E se da terra se pode colher uma agricultura mais sustentável, também se pode colocar o sol como o centro do sistema das energias renováveis, não fosse essa a provocação da primeira cooperativa de energias renováveis do país, a Coopérnico. A representá-la nesta primeira conversa esteve Rui Valente e Luísa Lourenço. Explicaram o percurso da Coopérnico, fundada em 2013, e que já conta com mais de dois mil cooperantes. A ideia é utilizar a energia fotovoltaica como alternativa à EDP através de cooperantes distribuídos em grupos locais.

“No que estamos agora, também, a trabalhar, é a ter junto dos grupos locais o estímulo às comunidades de energia, no fundo promover a partilha de energia”, ou seja, “entre vizinhos poderem instalar os seus próprios painéis nos prédios ou nos bairros e partilharem a energia e até fomentar o mercado”, explica Luísa Lourenço. E ajudar quem precisa, acrescenta: “Essa comunidade de energia até pode ceder energia a pessoas que não tenham neste momento capacidade.” Em Beja e em Évora ainda há poucos cooperantes da Coopérnico, mas são iniciativas como o festival que demonstram “alguma dinâmica [ao território], o que é importante”, concordam Rui Valente e Luísa Lourenço.

É importante ainda debatê-los nos territórios em questão, vivenciá-los na própria pele, acredita Paula Vieira: “Acho que este tipo de encontros faz todo sentido. Pensar sobre estes temas numa zona em que se vivem estes problemas diariamente e que têm contacto direto com este tipo de questões diariamente.”

MIMMO Epifani
Braima Galissá
Sérgio Cobos
O espetáculo E-NXADA, circo contemporâneo, teve lugar na Praça da República.

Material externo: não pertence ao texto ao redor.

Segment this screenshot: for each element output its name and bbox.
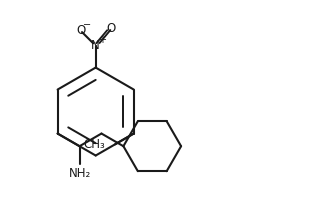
Text: O: O [106, 22, 115, 35]
Text: O: O [77, 24, 86, 37]
Text: −: − [83, 20, 91, 30]
Text: NH₂: NH₂ [69, 167, 91, 180]
Text: CH₃: CH₃ [83, 138, 105, 151]
Text: +: + [98, 35, 106, 45]
Text: N: N [91, 39, 100, 52]
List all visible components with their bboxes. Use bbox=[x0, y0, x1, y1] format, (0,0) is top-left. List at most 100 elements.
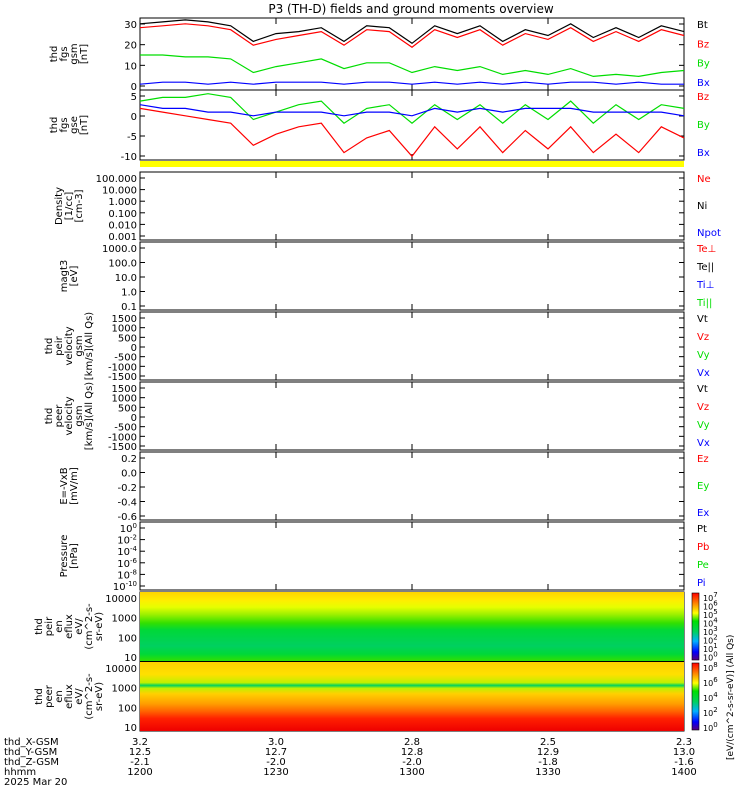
y-axis-label: gsm bbox=[74, 335, 85, 356]
legend-vz: Vz bbox=[697, 332, 709, 343]
series-bx-line bbox=[139, 104, 685, 117]
legend-pe: Pe bbox=[697, 560, 709, 571]
y-axis-label: eflux bbox=[64, 614, 75, 639]
y-tick-label: 10.000 bbox=[102, 186, 137, 197]
y-tick-label: -500 bbox=[114, 423, 137, 434]
x-value-label: -2.0 bbox=[266, 757, 286, 768]
y-tick-label: 10-8 bbox=[117, 568, 137, 581]
series-bz-line bbox=[139, 23, 685, 48]
series-bx-line bbox=[139, 81, 684, 85]
x-value-label: 12.9 bbox=[537, 747, 559, 758]
legend-vy: Vy bbox=[697, 420, 710, 431]
legend-ez: Ez bbox=[697, 454, 709, 465]
legend-ti||: Ti|| bbox=[696, 298, 712, 309]
y-tick-label: 100 bbox=[118, 703, 137, 714]
y-tick-label: 1500 bbox=[112, 314, 137, 325]
colorbar-upper bbox=[691, 592, 700, 661]
y-tick-label: 0.100 bbox=[108, 209, 137, 220]
colorbar-lower bbox=[691, 662, 700, 731]
colorbar-label: [eV/(cm^2-s-sr-eV)] (All Qs) bbox=[726, 635, 736, 760]
peir-spectrogram bbox=[140, 592, 684, 661]
legend-npot: Npot bbox=[697, 228, 721, 239]
colorbar-tick-label: 106 bbox=[703, 676, 718, 688]
y-tick-label: -0.2 bbox=[117, 483, 137, 494]
x-value-label: 2.5 bbox=[540, 737, 556, 748]
y-tick-label: 100.000 bbox=[96, 174, 137, 185]
series-by-line bbox=[140, 54, 685, 78]
y-tick-label: 0.0 bbox=[121, 469, 137, 480]
y-axis-label: velocity bbox=[64, 396, 75, 435]
colorbar-tick-label: 100 bbox=[703, 721, 718, 733]
y-axis-label: gsm bbox=[69, 43, 80, 64]
legend-bz: Bz bbox=[697, 39, 709, 50]
y-axis-label: peer bbox=[54, 404, 65, 428]
y-axis-label: [nT] bbox=[79, 115, 90, 135]
panel-frame bbox=[139, 241, 685, 311]
colorbar: 107106105104103102101100108106104102100 … bbox=[691, 591, 736, 760]
y-axis-label: [eV] bbox=[69, 266, 80, 287]
legend-ne: Ne bbox=[697, 174, 711, 185]
legend-bx: Bx bbox=[697, 148, 710, 159]
y-tick-label: 1.0 bbox=[121, 288, 137, 299]
y-tick-label: -1000 bbox=[108, 362, 137, 373]
x-value-label: 12.8 bbox=[401, 747, 423, 758]
y-tick-label: -500 bbox=[114, 353, 137, 364]
y-tick-label: 0 bbox=[131, 343, 137, 354]
y-axis-label: [km/s](All Qs) bbox=[84, 382, 95, 450]
y-tick-label: 1000 bbox=[112, 614, 137, 625]
panel-frame bbox=[139, 17, 685, 91]
y-tick-label: 1000 bbox=[112, 324, 137, 335]
series-by-line bbox=[139, 93, 685, 125]
y-axis-label: [km/s](All Qs) bbox=[84, 312, 95, 380]
y-axis-label: velocity bbox=[64, 326, 75, 365]
x-value-label: 3.0 bbox=[268, 737, 284, 748]
y-axis-label: [nT] bbox=[79, 44, 90, 64]
peer-spectrogram bbox=[140, 662, 684, 731]
x-row-label: thd_Z-GSM bbox=[4, 757, 59, 768]
y-tick-label: 10 bbox=[124, 61, 137, 72]
y-axis-label: en bbox=[54, 690, 65, 703]
y-tick-label: 5 bbox=[131, 92, 137, 103]
y-axis-label: eV/ bbox=[74, 618, 85, 635]
x-value-label: -2.0 bbox=[402, 757, 422, 768]
x-value-label: -2.1 bbox=[130, 757, 150, 768]
x-value-label: -1.6 bbox=[674, 757, 694, 768]
y-tick-label: 100.0 bbox=[108, 259, 137, 270]
legend-ni: Ni bbox=[697, 201, 707, 212]
panel-frame bbox=[139, 171, 685, 241]
y-tick-label: -10 bbox=[121, 152, 137, 163]
panel-frame bbox=[139, 381, 685, 451]
legend-vx: Vx bbox=[697, 368, 710, 379]
y-axis-label: Pressure bbox=[59, 535, 70, 578]
x-row-label: thd_X-GSM bbox=[4, 737, 59, 748]
x-value-label: 1230 bbox=[263, 767, 288, 778]
y-axis-label: fgs bbox=[59, 46, 70, 61]
panel-frame bbox=[139, 521, 685, 591]
y-tick-label: 0.001 bbox=[108, 232, 137, 243]
y-tick-label: 10.0 bbox=[115, 273, 137, 284]
x-row-label: hhmm bbox=[4, 767, 36, 778]
colorbar-tick-label: 101 bbox=[703, 642, 718, 654]
y-axis-label: peer bbox=[44, 684, 55, 708]
y-axis-label: peir bbox=[44, 616, 55, 636]
x-row-label: 2025 Mar 20 bbox=[4, 777, 67, 788]
legend-te⊥: Te⊥ bbox=[696, 244, 716, 255]
y-axis-label: fgs bbox=[59, 117, 70, 132]
y-tick-label: 10-10 bbox=[113, 580, 137, 593]
y-tick-label: 0.010 bbox=[108, 220, 137, 231]
colorbar-tick-label: 100 bbox=[703, 651, 718, 663]
y-tick-label: 10000 bbox=[105, 594, 137, 605]
legend-vt: Vt bbox=[697, 384, 708, 395]
y-tick-label: 1000 bbox=[112, 684, 137, 695]
y-tick-label: 1000 bbox=[112, 394, 137, 405]
y-tick-label: 10-6 bbox=[117, 557, 137, 570]
x-value-label: 1400 bbox=[671, 767, 696, 778]
y-tick-label: 1.000 bbox=[108, 197, 137, 208]
field-lines bbox=[139, 19, 685, 158]
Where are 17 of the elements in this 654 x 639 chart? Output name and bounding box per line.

Os Encontros de Alvito foram, durante dois dias, muito mais do que um festival: foram o ponto de encontro entre saberes, reflexões e vivências, uma forma de refletir os territórios, Alentejos dentro de Alentejos, que ainda são o berço de crianças que mais tarde se vão tornar os adultos de amanhã. “É isso que a gente espera das pessoas, que elas se juntem a essa ação e que vejam que estamos a fazer isto por um bem maior”, defende Gonçalo Pôla. Para Benjamin, “o que esta intervenção está a fazer é mesmo muito importante e acho que pode ser a mudança. O sucesso desta iniciativa pode representar uma mudança muito positiva para Alvito, para a juventude de Alvito, para a cultura em Alvito, para o seu empreendedorismo, para a economia do Alvito”, defende o músico.

Pelos vários palcos do Encontros de Alvito passaram concertos com o grupo musical De Moda em Moda, com Edgar Baleizão e Tiago Dores, um duo entre AP Braga e Mimmo Epifani, Sérgio Cobos, Braima Galissá com o seu Kora, e ainda o espetáculo de circo contemporâneo E-nxada. A noite terminou ao som da DJ Candy Diaz, na Praça da República. No rescaldo da edição zero deste festival, provou-se que é possível criarem-se ligações após vários desencontros, afirmar o território em parcerias e iniciativas ecológicas sustentáveis e contribuir para a comunidade. Mais uma história que se acrescenta às inúmeras da memória de um povo e que se espera renovada no próximo ano.